According to Little, all men are descended from an early proto-caveman whose advice he frequently seeks throughout an evening that is so insightful it has been granted the official blessing of Relate - ‘the relationship people’ as they refer to themselves in the programme. And it is from this deep-rooted behavioural pattern that ‘modern’ man has retained so many unfathomably mysterious characteristics: his untidiness, his inability to communicate with the woman who shares (and tidies up) his cave, his need for his own space, his ability to communicate with his mates only via coded outbursts of appreciative grunts or deprecating comments.
Little reduces every situation to such basic, forensically-observed, absurdity that you see the logic behind every acute apercu. The caveman within posits that when a man speed-changes TV channels, he is merely exercising an ancient reflex that sees everything as prey: “must kill as many channels as I can. Don’t need to watch. Just zap - and I’ve added another conquest…”
Employing a completely different rationale, a woman will pause the remote on each channel for sufficient time to assimilate a certain amount of information before moving on. She can stay on a channel that teaches the proper way to maintain a good amount of savings for just a few seconds then resume switching.
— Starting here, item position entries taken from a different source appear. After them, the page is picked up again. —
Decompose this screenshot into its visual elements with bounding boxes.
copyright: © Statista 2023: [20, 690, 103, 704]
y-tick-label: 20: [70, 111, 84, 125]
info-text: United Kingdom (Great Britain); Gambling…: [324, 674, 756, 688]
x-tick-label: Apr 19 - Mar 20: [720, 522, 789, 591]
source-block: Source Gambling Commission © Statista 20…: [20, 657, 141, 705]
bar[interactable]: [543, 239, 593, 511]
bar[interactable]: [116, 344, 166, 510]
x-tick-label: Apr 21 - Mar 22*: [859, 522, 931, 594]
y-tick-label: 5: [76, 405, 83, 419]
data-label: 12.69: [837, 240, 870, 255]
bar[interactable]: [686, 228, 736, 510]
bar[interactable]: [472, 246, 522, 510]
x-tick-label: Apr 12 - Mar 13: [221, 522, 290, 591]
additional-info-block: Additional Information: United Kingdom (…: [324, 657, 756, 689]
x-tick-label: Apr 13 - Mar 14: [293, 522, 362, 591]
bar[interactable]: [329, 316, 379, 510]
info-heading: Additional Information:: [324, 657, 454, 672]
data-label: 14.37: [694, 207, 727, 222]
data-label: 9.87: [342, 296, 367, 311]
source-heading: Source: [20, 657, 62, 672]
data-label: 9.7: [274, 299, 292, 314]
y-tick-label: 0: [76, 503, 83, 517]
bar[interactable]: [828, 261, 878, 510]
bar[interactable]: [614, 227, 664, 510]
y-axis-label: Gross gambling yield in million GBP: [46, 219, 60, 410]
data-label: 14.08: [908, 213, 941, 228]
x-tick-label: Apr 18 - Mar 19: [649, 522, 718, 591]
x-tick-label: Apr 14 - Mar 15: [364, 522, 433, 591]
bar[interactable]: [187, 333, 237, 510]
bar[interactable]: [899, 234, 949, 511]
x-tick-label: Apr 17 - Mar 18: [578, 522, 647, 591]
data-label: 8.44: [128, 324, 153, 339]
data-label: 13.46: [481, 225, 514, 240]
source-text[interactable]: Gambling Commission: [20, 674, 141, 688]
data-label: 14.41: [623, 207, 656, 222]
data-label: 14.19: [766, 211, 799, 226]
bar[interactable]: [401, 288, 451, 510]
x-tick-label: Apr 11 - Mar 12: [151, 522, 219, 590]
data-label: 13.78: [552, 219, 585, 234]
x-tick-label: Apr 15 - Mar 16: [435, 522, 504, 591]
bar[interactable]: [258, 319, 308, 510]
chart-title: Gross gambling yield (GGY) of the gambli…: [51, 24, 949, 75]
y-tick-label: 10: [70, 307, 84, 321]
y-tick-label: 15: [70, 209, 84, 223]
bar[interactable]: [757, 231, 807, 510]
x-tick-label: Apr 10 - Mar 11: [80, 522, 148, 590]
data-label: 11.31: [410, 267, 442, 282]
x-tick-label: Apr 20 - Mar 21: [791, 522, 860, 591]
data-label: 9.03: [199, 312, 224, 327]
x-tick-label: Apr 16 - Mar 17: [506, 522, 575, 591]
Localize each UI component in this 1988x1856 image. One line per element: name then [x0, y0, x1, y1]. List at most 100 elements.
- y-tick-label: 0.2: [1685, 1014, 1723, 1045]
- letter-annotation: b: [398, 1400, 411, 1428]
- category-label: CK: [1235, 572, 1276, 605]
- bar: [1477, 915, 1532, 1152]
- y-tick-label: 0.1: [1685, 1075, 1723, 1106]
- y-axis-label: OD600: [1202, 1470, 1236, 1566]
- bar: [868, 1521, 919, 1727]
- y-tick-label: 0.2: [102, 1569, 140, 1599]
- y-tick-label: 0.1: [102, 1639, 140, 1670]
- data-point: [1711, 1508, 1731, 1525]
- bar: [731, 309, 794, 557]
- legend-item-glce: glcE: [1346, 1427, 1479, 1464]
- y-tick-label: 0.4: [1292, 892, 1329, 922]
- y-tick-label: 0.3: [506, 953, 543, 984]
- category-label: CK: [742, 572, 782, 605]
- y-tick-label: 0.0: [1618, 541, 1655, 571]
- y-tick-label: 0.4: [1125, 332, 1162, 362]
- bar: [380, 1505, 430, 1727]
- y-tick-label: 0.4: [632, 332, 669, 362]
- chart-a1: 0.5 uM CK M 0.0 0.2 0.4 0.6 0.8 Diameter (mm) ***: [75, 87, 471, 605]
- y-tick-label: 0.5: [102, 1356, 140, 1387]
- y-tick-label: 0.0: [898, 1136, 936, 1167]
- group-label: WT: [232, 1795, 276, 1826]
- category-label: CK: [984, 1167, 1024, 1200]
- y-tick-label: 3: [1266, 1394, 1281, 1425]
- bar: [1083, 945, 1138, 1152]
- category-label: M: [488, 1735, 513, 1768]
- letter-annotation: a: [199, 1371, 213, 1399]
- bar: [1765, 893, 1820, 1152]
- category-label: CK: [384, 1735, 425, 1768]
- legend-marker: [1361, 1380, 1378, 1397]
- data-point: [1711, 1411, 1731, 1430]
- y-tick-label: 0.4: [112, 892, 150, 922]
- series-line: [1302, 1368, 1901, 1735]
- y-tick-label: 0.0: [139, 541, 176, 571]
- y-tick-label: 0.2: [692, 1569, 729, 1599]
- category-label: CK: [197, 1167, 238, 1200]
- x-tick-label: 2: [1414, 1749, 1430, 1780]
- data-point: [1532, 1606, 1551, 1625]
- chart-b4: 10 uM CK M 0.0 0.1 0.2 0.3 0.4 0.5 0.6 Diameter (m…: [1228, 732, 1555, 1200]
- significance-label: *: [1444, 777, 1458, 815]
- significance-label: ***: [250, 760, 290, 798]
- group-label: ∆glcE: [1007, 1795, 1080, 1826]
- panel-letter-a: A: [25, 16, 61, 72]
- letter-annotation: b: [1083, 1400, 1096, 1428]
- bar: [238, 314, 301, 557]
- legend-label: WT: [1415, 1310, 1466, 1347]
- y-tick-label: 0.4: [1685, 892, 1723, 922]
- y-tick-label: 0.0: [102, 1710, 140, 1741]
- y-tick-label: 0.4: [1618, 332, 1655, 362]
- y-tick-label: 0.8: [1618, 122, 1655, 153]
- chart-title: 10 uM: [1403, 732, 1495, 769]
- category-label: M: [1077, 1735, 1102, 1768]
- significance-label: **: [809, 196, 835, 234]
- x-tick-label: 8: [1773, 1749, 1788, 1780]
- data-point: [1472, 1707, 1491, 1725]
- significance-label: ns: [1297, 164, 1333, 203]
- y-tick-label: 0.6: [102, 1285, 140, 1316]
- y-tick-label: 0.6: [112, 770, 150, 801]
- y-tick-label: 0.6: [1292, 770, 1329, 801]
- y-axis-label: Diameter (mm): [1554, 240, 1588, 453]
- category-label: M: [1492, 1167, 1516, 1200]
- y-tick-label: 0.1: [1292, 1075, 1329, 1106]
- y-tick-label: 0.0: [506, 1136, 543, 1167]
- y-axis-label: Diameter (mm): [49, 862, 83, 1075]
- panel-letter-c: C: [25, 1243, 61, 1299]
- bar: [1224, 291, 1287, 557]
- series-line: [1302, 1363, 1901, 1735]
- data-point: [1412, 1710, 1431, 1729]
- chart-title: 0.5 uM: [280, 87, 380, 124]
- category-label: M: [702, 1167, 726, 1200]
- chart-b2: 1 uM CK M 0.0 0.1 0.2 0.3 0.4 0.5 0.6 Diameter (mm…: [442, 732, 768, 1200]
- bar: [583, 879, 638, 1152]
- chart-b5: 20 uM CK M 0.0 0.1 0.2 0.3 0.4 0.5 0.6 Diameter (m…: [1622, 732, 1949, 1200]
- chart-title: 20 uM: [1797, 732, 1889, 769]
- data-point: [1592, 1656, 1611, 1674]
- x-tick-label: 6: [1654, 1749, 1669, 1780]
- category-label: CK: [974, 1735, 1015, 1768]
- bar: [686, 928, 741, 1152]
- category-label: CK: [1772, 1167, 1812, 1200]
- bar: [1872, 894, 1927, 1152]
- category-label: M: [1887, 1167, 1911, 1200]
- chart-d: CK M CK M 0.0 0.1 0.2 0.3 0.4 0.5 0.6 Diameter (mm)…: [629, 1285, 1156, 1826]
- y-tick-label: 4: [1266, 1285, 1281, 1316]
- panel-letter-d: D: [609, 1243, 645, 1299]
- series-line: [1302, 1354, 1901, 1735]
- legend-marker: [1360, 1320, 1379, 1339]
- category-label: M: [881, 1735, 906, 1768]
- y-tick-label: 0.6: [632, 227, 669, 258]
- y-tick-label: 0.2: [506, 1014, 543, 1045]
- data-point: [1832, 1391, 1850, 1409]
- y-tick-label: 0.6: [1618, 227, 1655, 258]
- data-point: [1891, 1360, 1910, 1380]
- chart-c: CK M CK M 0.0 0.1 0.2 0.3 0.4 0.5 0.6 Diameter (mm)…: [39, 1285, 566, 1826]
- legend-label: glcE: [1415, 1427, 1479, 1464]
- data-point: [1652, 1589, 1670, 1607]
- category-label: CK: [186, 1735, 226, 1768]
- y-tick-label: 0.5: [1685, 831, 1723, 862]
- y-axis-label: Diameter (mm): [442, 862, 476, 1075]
This way, she can collect the nuggets of knowledge needed to successfully seed subsequent conversations with her friends.
Of course, she then cannot understand why her husband (who has ostensibly been indulging in the same exercise - albeit from a different perspective) has not retained anything at all to share with her from his own foray into channel hopping.
And so the misunderstandings multiply throughout a blissful evening that ends with a masterclass in audience manipulation by Little who ends his immaculate tour de force on a high. OK, so men may not be perfect he suggests, but by then we have eventually begun to understand (and accept) the reasons for much of our behaviour and acquired valuable historical insights into a woman’s mind.
This hilarious and deeply-insightful play by Rob Becker is life-affirmingly directed by Little’s long-suffering life partner, Cath Farr.